Platform Availability & Operations

  • Maintain and continuously improve Production platform uptime target of 99.17% per month.
  • Follow SOPs, DevOps practices, and disciplined change-control processes.
  • Coordinate platform-impacting communications to a user community of approximately 500 developers and data engineers.
  • Support Production infrastructure consisting of:
    • 44 servers
    • MDM, DWC, and Agent environments

Troubleshooting & Support

  • Resolve:
    • Complex job failures
    • Performance bottlenecks
    • Agent-related issues
    • Infrastructure-related issues
  • Provide guidance on complex job scheduling designs to less experienced team members.

Monitoring, Security & Compliance

  • Monitor scheduler platform health and performance.
  • Manage database maintenance activities.
  • Perform backup, disaster recovery, and monthly failover testing.
  • Define and maintain:
    • Security policies
    • User authorizations
    • Authentication for Dynamic Workload Console (DWC)
  • Respond to:
    • Cybersecurity vulnerability assessments
    • PCI compliance audits
    • Other regulatory audit requests

Automation & DevOps

  • Design and implement Ansible-based automation solutions.
  • Develop self-healing mechanisms to reduce unplanned outages.
  • Coordinate with offshore teams performing SOP activities during non-business hours.
  • Develop automation scripts using:
    • Python
    • IWS REST APIs

Required Technical Skills:
Strong experience with IBM Workload Scheduler architecture, especially Dynamic Workload Broker, V10.1+, high availability of MDM s managing Fault Tolerant Agent and Dynamic Agent agent architectures.

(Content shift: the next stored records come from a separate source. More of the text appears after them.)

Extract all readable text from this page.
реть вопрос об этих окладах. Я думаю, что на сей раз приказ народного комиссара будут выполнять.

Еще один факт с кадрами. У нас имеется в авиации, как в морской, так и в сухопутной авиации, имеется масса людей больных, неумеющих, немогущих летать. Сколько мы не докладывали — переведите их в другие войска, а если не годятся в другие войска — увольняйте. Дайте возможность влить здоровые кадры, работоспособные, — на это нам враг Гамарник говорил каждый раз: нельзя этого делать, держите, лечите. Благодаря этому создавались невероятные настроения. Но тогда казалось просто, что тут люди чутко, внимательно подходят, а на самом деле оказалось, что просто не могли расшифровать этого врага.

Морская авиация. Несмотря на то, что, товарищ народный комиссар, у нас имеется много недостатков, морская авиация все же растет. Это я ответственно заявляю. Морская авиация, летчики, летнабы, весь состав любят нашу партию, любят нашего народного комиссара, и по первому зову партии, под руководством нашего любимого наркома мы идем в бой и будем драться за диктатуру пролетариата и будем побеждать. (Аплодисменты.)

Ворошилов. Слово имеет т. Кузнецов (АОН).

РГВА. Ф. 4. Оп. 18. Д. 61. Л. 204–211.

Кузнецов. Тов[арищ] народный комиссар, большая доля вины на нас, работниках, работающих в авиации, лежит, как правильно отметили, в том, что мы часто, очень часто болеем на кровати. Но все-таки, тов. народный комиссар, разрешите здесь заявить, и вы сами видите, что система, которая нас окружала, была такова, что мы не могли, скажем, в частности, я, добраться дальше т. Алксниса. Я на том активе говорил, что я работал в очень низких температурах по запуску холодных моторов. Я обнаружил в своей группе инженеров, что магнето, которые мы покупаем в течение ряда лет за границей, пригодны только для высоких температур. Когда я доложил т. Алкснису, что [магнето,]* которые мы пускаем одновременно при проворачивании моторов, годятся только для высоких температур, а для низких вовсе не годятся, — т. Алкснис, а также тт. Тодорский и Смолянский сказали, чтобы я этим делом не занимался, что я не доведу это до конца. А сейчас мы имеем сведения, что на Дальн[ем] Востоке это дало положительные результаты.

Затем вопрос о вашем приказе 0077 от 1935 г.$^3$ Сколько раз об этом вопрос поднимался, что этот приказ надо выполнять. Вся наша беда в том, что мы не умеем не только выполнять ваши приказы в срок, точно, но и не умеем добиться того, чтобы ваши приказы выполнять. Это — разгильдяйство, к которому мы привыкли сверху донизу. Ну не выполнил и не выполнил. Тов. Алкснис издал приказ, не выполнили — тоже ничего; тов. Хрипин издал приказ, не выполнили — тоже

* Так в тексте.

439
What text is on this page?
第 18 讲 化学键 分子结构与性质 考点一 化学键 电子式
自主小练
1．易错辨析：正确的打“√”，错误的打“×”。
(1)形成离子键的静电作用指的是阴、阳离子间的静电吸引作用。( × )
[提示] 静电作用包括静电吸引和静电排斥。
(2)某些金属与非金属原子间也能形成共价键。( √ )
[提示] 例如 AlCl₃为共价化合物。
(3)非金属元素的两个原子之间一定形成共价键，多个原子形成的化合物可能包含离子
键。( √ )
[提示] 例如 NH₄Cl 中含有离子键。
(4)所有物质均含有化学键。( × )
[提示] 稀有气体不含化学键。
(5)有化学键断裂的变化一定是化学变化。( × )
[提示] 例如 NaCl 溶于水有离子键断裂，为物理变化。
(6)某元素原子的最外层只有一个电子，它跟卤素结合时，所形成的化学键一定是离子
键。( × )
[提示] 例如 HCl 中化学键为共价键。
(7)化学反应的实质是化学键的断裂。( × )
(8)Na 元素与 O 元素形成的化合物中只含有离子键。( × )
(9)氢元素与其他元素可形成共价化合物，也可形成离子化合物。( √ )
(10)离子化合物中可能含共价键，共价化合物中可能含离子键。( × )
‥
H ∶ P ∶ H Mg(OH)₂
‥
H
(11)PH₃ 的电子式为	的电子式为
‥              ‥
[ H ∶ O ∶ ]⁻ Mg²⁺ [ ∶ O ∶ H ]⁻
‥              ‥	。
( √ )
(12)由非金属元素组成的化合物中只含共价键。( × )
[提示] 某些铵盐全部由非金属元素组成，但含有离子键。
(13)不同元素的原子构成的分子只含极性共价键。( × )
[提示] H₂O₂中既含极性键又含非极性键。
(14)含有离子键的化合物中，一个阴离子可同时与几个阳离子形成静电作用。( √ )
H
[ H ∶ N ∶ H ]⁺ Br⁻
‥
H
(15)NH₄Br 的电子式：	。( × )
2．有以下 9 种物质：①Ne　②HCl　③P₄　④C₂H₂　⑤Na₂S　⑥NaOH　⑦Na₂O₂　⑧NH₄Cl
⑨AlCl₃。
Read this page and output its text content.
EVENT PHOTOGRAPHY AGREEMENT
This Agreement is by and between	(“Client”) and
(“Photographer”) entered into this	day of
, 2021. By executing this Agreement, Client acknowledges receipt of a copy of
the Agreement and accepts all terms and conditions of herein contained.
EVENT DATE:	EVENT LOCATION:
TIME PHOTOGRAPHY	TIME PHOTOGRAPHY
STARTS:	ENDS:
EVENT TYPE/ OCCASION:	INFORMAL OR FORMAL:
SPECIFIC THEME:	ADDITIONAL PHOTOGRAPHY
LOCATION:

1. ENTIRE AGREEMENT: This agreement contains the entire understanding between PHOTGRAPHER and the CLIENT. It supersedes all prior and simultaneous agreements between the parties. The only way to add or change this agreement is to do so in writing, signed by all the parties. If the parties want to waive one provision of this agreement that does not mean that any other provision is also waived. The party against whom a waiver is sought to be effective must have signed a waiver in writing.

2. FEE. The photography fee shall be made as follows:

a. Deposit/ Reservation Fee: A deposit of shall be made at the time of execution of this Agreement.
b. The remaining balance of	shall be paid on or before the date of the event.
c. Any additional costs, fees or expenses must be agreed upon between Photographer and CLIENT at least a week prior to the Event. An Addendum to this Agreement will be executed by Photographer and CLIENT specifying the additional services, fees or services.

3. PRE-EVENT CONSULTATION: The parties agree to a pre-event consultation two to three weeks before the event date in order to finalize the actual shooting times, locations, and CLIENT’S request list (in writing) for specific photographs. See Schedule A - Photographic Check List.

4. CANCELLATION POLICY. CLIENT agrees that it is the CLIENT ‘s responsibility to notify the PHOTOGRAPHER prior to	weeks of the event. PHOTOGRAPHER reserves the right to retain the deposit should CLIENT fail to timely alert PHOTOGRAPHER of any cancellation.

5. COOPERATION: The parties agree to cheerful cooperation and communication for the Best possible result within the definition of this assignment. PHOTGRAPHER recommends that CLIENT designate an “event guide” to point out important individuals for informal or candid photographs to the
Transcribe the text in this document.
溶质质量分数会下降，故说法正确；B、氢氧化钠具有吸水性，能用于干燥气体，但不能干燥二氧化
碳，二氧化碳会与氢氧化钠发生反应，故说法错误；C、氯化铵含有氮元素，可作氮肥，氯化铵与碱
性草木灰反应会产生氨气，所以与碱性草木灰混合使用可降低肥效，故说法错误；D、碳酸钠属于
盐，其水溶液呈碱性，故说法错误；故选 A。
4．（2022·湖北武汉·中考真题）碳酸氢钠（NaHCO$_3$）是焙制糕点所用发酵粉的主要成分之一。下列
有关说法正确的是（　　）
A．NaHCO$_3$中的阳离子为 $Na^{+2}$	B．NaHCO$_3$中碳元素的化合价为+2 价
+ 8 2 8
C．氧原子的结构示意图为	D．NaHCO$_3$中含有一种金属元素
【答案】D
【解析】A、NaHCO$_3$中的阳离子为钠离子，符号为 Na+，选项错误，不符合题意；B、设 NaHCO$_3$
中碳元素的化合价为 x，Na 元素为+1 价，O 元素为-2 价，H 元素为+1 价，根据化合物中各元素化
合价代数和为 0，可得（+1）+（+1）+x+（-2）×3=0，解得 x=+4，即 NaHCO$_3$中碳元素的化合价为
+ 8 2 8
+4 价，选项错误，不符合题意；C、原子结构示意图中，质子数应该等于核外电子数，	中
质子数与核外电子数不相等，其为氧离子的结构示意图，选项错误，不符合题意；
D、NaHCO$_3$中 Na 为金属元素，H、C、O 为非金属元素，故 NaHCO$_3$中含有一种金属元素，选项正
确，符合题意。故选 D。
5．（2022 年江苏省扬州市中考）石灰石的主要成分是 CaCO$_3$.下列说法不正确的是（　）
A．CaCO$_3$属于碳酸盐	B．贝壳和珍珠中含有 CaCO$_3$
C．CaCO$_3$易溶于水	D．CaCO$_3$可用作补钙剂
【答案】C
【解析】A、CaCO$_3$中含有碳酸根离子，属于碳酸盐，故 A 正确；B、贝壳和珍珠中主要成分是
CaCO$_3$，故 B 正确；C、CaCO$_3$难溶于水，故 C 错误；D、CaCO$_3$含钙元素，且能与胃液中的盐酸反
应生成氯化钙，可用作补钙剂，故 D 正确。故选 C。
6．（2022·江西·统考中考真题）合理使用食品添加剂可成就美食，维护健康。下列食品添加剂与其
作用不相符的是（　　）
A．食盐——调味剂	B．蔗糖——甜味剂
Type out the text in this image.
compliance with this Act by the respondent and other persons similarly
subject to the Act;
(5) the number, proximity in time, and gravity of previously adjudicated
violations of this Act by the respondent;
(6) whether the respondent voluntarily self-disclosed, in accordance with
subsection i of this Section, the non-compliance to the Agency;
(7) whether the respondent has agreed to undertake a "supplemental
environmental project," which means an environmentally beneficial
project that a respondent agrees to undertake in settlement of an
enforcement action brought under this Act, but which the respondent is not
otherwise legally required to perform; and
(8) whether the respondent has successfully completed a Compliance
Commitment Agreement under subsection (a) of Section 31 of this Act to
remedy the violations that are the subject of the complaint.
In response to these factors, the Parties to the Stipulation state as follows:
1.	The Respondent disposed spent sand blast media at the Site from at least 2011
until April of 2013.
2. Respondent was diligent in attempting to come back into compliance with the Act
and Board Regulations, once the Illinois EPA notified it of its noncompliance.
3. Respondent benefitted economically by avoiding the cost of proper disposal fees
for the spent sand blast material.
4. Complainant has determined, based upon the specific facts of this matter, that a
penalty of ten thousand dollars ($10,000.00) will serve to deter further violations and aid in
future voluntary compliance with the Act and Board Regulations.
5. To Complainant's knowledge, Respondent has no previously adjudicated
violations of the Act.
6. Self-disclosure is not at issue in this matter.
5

  • Strong conceptual understanding of Master Domain Manager (MDM), Backup MDM (BMDM), Dynamic Workload Console (DWC), Fault Tolerant Agent (FTA), Dynamic Agent (DA).
  • Strong grasp of conman CLI to monitor and control production plan, check job/job stream/resource status.
  • Strong grasp of composer CLI to define, modify and extract scheduling objects.
  • Strong grasp of planman CLI to control pre-production plan and GUI mirroring.
  • Strong grasp of lifecycle of daily production planning process, phases of JNextplan/FINAL.
  • Proficiency in navigating the DWC web-based GUI to monitor workloads, manage user access security, and define scheduling objects.
  • Experience installing IWS components, applying Fix Packs, and Interim Fixes.
  • Troubleshooting with logs under TWSDATA/stdlist, adjusting trace level for netman, batchman, writer, mailman, etc.
  • Strong experience with IBM WebSphere Liberty.
  • Strong grasp of reading messages.log, traces.log, FFDC logs.
  • Strong grasp of configuring JVM heap sizes.
  • Strong grasp of configuring tracing scope, tracing levels, tracing retention.
  • Strong experience with Red Hat Enterprise Linux 8+.
  • Deep familiarity with bash/shell commands for text processing (for example, grep, awk, sed), file manipulation, and system navigation.
  • Ability to manage, start, stop, and troubleshoot SystemD services using systemctl and journalctl for IWS agents and MDM.
  • Managing user accounts, groups, service accounts and deep knowledge of Linux file permissions (chmod, chown, ACL on local filesystems and NFS).
  • Ability to monitor system performance using tools like top, htop, vmstat, iostat, and sar to troubleshoot bottlenecks and platform unresponsiveness.
  • Understanding of Logical Volume Manager (LVM) and filesystem usage.
  • Checking TCP port availability, firewall rules (firewalld/iptables), and connectivity between MDM and Dynamic Agents using netstat, ss, ping, curl, etc.
  • Managing SSL/TLS certificates, private keystores, public truststores, and working with Certificate Authority.
  • Strong experience with scripting (Bash Shell, Python, etc.) for automation.
  • Understanding of networking principles.
  • Understanding of basic Oracle database administration, enough to troubleshoot with DBA s to prove when an issue is in Oracle.
  • Understanding of basic SQL to query job metadata.
  • Understanding of checking database connectivity.
  • Understanding of AWS cloud infrastructure.